Kaçış
Aria'nın Bakış Açısı
Sanırım uyuyakalmışım.
Ya da bayılmışım.
Gözlerimi açtığımda, parmaklıklı pencerelerden süzülen ışığın değiştiğini fark ettim. Şimdi daha loştu. Belki gün batımıydı. Kollarım korkunç bir şekilde ağrıyordu ve parmaklarımı artık hissedemiyordum.
Kapı gıcırdayarak açıldı.
"Luca?"
Aniden doğruldum, göğsümde panik yükseldi.
Luca değildi.
Daha önce görmediğim bir adam odaya girdi. Luca'dan daha genç görünüyordu: belki yirmili yaşlarının sonlarında, dağınık kahverengi saçlı, yorgun yüzlü ve gözleri benimkilerle buluşmayan biri. Elinde küçük bir bıçak tutuyordu.
Nefesim kesildi, bıçağa dikkatle baktım.
Adam fark etti.
"Rahatla," diye mırıldandı. "Sadece ipleri kesmeye geldim."
"Luca'nın adamlarından biri misin?" diye hırıltılı bir sesle sordum.
Gözlerimden kaçınarak yanıma çömeldi. "Öyle bir şey."
Bıçak, bileklerimdeki ipi temiz bir şekilde kesti. Kan ellerime geri dönerken, iğnelenme hissiyle birlikte bir acı dalgası geldi. Dişlerimi sıktım, ses çıkarmamaya çalışarak.
Ellerim, ipin ne kadar sıkı olduğundan dolayı kırmızı izlerle doluydu. İlk başta böyle değildi... İpi gevşetmeye çalışırken itip duruyordum.
Ama bunun yerine daha da sıkılaştı.
"Neden ona yardım ediyorsun?" diye sordum, ayaklarıma doğru hareket ederken onu izleyerek.
Sormam gereken bir şey değildi... Ama yine de sordum.
Ellerini durdurdu.

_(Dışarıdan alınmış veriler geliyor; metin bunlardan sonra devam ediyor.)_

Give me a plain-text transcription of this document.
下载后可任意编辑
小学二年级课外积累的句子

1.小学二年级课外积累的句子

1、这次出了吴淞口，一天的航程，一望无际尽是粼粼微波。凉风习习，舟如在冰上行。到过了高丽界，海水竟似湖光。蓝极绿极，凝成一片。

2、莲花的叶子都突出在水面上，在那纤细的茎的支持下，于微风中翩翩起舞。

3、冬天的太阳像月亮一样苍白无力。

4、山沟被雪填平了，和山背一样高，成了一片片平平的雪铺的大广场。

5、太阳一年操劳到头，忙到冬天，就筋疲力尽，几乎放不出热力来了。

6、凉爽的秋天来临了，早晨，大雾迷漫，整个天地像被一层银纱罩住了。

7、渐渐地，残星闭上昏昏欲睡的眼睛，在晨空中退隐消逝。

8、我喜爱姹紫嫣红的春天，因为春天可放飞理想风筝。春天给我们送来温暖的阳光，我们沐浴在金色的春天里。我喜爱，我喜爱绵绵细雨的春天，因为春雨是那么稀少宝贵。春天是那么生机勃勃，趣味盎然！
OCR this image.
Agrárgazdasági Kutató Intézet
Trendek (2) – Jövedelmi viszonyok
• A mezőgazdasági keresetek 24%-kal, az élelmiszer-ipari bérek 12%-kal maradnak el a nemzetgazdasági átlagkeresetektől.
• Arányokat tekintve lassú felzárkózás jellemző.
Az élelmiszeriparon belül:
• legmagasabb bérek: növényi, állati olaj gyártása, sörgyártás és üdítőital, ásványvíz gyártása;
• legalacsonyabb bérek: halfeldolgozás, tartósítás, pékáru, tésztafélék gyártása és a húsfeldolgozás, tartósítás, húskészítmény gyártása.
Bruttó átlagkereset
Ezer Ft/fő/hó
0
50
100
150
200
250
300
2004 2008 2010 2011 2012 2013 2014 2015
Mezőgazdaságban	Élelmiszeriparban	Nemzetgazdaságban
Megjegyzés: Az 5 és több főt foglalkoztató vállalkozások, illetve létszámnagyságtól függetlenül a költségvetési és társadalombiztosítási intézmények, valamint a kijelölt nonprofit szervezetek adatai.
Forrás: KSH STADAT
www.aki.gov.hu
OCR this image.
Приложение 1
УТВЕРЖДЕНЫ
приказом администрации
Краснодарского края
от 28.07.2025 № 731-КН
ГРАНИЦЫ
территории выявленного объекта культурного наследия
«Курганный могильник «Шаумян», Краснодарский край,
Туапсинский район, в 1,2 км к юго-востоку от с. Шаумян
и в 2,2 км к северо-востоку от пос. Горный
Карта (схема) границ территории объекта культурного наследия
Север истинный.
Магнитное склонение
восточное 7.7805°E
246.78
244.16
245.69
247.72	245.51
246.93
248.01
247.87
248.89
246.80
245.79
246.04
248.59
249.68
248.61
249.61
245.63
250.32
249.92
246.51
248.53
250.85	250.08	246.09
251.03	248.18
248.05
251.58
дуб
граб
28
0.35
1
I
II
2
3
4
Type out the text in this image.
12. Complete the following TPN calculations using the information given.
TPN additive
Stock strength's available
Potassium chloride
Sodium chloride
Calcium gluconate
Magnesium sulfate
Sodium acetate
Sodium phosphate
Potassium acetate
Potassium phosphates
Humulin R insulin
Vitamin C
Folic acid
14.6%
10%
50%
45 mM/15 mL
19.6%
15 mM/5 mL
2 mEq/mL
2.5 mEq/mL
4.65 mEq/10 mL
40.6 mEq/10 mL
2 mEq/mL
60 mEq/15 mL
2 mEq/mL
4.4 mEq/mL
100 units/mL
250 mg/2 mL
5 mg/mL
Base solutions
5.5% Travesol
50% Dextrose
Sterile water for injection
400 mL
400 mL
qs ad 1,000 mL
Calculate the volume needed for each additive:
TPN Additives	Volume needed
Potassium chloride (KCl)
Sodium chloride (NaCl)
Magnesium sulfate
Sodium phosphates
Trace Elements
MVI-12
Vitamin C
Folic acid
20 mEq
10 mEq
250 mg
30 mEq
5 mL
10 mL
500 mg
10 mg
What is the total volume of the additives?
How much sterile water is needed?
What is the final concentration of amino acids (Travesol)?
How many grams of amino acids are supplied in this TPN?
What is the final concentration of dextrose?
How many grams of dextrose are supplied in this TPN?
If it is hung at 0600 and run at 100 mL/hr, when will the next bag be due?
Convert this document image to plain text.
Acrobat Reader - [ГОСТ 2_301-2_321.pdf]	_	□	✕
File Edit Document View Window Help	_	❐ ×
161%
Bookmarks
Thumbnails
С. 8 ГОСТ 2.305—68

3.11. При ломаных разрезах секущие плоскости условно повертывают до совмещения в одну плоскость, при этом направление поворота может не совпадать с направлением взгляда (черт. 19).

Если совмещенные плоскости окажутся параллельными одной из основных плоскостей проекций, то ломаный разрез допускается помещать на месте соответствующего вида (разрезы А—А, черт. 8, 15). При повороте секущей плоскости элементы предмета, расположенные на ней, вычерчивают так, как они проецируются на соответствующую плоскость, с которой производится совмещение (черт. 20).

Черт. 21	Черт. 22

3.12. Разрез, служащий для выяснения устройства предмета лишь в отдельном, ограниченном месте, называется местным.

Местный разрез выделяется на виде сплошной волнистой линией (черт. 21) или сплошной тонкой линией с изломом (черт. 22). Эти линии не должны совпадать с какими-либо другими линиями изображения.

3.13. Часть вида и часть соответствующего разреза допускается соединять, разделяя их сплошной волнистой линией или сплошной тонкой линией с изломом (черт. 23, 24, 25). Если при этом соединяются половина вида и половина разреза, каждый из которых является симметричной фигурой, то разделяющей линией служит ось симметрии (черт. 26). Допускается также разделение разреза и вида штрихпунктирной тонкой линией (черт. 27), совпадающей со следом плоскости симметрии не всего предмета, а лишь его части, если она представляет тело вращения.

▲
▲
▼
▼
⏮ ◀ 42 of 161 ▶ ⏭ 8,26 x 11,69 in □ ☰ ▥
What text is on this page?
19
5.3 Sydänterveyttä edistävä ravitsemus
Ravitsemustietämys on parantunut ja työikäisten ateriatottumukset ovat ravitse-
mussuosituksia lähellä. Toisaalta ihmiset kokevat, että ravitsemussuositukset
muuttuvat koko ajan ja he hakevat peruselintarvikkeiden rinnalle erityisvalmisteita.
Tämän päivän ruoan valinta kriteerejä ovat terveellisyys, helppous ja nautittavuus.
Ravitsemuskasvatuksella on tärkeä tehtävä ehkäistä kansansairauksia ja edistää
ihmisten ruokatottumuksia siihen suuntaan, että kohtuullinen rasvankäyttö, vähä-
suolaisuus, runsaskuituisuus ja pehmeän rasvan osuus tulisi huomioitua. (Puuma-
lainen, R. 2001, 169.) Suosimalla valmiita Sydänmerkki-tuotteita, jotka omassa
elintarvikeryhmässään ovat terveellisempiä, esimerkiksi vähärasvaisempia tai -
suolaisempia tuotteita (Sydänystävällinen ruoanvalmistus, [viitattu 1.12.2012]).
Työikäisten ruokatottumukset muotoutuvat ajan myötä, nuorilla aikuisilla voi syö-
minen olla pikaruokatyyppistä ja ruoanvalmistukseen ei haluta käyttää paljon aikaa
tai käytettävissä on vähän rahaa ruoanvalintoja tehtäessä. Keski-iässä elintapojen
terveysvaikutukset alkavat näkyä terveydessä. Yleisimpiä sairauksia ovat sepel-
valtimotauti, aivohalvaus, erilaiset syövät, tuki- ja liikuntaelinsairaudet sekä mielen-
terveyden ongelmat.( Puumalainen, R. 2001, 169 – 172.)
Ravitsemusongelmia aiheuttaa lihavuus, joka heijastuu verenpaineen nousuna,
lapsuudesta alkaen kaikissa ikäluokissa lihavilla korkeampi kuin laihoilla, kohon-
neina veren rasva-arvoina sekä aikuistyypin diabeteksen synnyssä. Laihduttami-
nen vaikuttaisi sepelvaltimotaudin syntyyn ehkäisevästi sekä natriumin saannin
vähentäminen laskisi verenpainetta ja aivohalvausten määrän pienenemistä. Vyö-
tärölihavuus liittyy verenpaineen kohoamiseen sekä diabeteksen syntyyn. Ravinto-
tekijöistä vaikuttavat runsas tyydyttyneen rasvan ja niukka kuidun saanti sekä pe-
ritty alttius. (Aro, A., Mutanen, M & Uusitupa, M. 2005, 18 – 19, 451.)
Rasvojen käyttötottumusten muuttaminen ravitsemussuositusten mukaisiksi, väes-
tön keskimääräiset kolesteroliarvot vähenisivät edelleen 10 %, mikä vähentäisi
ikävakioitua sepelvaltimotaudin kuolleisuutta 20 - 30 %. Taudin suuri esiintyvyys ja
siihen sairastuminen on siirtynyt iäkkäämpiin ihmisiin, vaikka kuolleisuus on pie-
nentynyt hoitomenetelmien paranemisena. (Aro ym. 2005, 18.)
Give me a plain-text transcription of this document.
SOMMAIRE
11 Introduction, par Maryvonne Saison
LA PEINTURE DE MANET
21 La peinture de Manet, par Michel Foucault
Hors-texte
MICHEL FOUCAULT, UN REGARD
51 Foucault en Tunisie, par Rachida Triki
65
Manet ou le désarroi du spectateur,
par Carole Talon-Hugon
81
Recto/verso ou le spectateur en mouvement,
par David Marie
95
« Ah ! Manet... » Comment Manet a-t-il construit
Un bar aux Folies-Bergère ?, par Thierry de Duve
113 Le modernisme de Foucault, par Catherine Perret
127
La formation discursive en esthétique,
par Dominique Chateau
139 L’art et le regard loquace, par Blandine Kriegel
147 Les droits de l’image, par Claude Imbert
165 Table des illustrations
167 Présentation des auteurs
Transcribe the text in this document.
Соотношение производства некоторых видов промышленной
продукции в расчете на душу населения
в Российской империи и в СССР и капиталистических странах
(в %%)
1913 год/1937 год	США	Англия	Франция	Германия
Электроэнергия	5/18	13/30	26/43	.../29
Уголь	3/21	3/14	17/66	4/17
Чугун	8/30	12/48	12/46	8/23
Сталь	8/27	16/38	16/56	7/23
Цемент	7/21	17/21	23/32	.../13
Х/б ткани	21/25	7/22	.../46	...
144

Bana bakmak için başını kaldırdı, yüzünde küçük bir gülümseme belirdi. "Cevabını istemediğin soruları sorma. Burasının bir numaralı kuralı bu."
Gözlerimi devirdim. "İkinci kural ne?" diye alaycı bir şekilde sordum.
Yorgun bir bakış attı. "Karışma. Çok fazla önemseyen insanlar genellikle ölür."
Tüylerim diken diken oldu.
İpler bacaklarımdan düştü ve hemen bacaklarımı göğsüme çektim, bileklerimi ovuşturdum. Derim tahriş olmuştu, ip yanıkları günün ne kadar zor geçtiğinin acı bir hatırasıydı.
"Su ister misin?" diye sordu bir an sonra.
Tereddüt ettim, sonra başımı salladım.
Kayboldu ve plastik bir şişeyle geri döndü. Etiketi yoktu. Paranoiam devreye girdi.
"Uyuşturulmuş mu?" diye kuru bir sesle sordum.
Omuz silkti. "Muhtemelen değil. Ama güvenmemeni de anlayışla karşılarım."
Güvenmedim. Ama boğazım kurumuştu, bu yüzden küçük bir yudum aldım. Sadece dilimi ıslatacak kadar.
Kapıda bir an durakladıktan sonra, "Kaçmaya çalışmamalısın," dedi.
Gözlerimi kıstım. "Neden? Luca beni öldürecek diye mi?"
O zaman bana baktı... gerçekten baktı. Ve bir anlığına, gözlerinde insanca bir şey vardı.
"Hayır," dedi. "Çünkü senden önce daha kötü biri bulabilir."
Sonra gitti.
Ve yine yalnız kaldım.
Babam tüm bu işlerin içindeydi... Her zaman daha kötü biri olduğunu biliyordum.
Ama gitmem gerekiyordu, babamın beni kurtarmaya karar vermesini bekleyemezdim. Hayır.
Luca, bunun olmayacağından zaten emindi.
...
Birkaç dakika bekledim, kalbim küt küt atarken onun uyarısını anlamaya çalıştım. Luca'dan daha kötü mü? Bu mümkün müydü?
Yavaşça ayağa kalktım, kan geri dönerken bacaklarım titriyordu. Oda biraz dönüyordu. Kafam hâlâ bulanıktı ama bunu görmezden geldim. Çıkmanın bir yolunu bulmam gerekiyordu.
Oda boştu; dört duvar, tavana yakın küçük parmaklıklı pencere dışında pencere yoktu. Bir tahta sandalye. Kamera yok. İçeride belirgin bir kilit yok.
Ama kapı kapanırken bir tık sesi çıkmamıştı.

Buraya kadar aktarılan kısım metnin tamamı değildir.